— Ну вот ты и оказался в воровской малине. Определённо, все бандюги.
— Э, пап, ты от жизни отстал! — Филипп был так благодушен, мать смотрела на него такими счастливыми глазами, картошка и котлеты были так вкусны, что сын решил растолковать отцу положение дел: — Никаких бандюг! Они все нынче примерные и законопослушные кооператоры, занимаются частным предпринимательством, шагают в ногу со временем. Пойди докажи, что они нечестно свои миллионы нажили, что их прилавочек с нанятым продавцом-мальчишкой и десяток пирожков за стеклом являются просто фикцией и к их капиталу никакого отношения не имеют. Пойди докажи, что они купили эти пирожки в ближайшей забегаловке для виду, и их кооператив с каким-нибудь весёлым названием типа «Чебурашка» или «Толстячок» — просто ширма для отмывки бабок. Кто будет в этом разбираться, если они ментов регулярно прикармливают, следователей смазывают, а суд вообще на корню куплен?
— Это тебе Марио рассказал? Если нет и сам дошёл, то хвалю за проницательность.
— Спасибо. А, кстати о Марио. Надо ему позвонить, спросить, как добрался. А то при нём деньга крупная была на материалы, он всё волновался, — вспомнил Филипп и, подойдя к телефону, совершил тот самый звонок, который привёл к таким неожиданным выводам и Лауру, и Марио. — Уу, мамусь, — возвращаясь к столу мимо Надежды Антоновны, сын обнял её за плечи и задышал в шею, — чертовски вкусная картошка, гран мерси!
— На здоровье, на здоровье. — Мать ещё раз оглядела сына, донельзя довольная и положением дел, и настроением Филиппа, и его вежливостью, и его лаской. — Работничек! Умаялся?
— Ничего, терпимо, тем более туда и сюда с ветерком, на колёсах. А, а Марио, — Филипп рассмеялся, — несколько бисквитов у Маргариты умял, а сейчас тоже с картошкой и котлетами расправляется.
— А сколько лет твоей прекрасной Марго? — поинтересовался отец.
— Что-то около тридцати семи-тридцати восьми, но будь спок: выглядит не старше своей девчонки-горничной.
— Да, когда женщина так обеспечена и не работает… — протянула Надежда Антоновна, первый раз за весь вечер завистливо вздыхая.
— Не волнуйся! Дай бог, раскрутимся с Марио в следующем году, подпишем на застройку весь их покер — и тебя так же обеспечу!
— Ну, «так же» — это ты перебрал, — возразил отец.
— Хорошо, скажем «почти так же», — мирно согласился Филипп. — О чём там так увлечённо трещат? Ещё один Чернобыль грохнули?

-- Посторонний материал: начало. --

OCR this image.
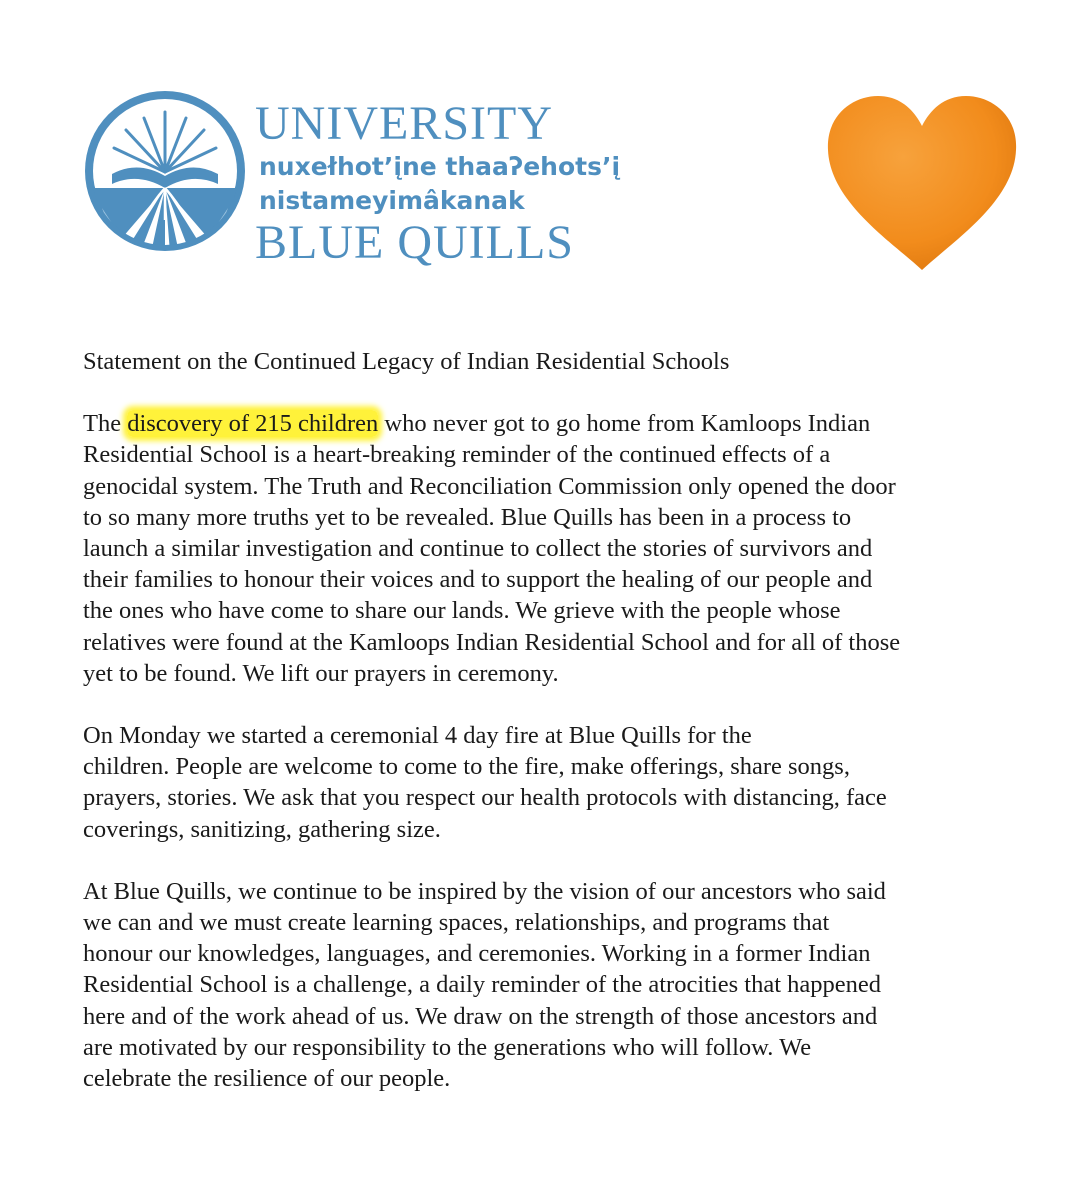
UNIVERSITY
nuxełhot’įne thaaʔehots’į
nistameyimâkanak
BLUE QUILLS

Statement on the Continued Legacy of Indian Residential Schools

The discovery of 215 children who never got to go home from Kamloops Indian
Residential School is a heart-breaking reminder of the continued effects of a
genocidal system. The Truth and Reconciliation Commission only opened the door
to so many more truths yet to be revealed. Blue Quills has been in a process to
launch a similar investigation and continue to collect the stories of survivors and
their families to honour their voices and to support the healing of our people and
the ones who have come to share our lands. We grieve with the people whose
relatives were found at the Kamloops Indian Residential School and for all of those
yet to be found. We lift our prayers in ceremony.

On Monday we started a ceremonial 4 day fire at Blue Quills for the
children. People are welcome to come to the fire, make offerings, share songs,
prayers, stories. We ask that you respect our health protocols with distancing, face
coverings, sanitizing, gathering size.

At Blue Quills, we continue to be inspired by the vision of our ancestors who said
we can and we must create learning spaces, relationships, and programs that
honour our knowledges, languages, and ceremonies. Working in a former Indian
Residential School is a challenge, a daily reminder of the atrocities that happened
here and of the work ahead of us. We draw on the strength of those ancestors and
are motivated by our responsibility to the generations who will follow. We
celebrate the resilience of our people.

— Нет, не Чернобыль. Оказывается, Сталин много народу зря пересажал, — пояснил отец. — Видимо, поэтому спустя тридцать три года после его смерти за колбасой километровые очереди.
— Нехитрая тактика, шито белыми нитками. Подносят к носу старую засохшую какашку, чтобы она закрыла свеженавороченную гору дерьма, и уверяют, что именно из-за этой какашки всё вокруг невообразимо воняет, — безапелляционно констатировал Филипп. — Не за столом будь сказано…
Он был доволен: его слушали и на работе, и у клиентов, его ценили, уважали, с ним считались, у него появились такие знакомые, и они от него зависели, он стал вхож в такие дома, его отвозили и привозили на машине, ему внимали, его боготворили и дома!
— Сейчас чайку, — спохватилась Надежда Антоновна и похвалилась: — У меня пирожки домашние, не из забегаловки — пальчики оближешь.
Блаженствовали все: Филипп после удачного дня наелся одним и предвкушал другое; отец обосновался у телевизора и прикинул, что у него в запасе остаётся не меньше часа, пока Филипп будет расправляться с пирожками, курить, умываться, раздеваться и снова курить; Надежда Антоновна плыла из кухни и обратно величественно, гордая своей миссией заботиться о кормильце. С сего дня она почти перестала пилить мужа, сетуя на его неудачливость и непрактичность: ну его, в конце концов, он имел какое-то отношение к появлению Филиппа, пусть сидит перед своим телевизором, а у неё самой дела поважней пустой критики, она должна печься о своём сыне и лелеять его. Филипп чувствовал этот отход и время от времени снисходил до проявления интереса к животрепещущим для отца темам, он сделал это и перед предпоследней за день сигаретой:
— Чего там ещё? Ивана Грозного из могилы не подняли?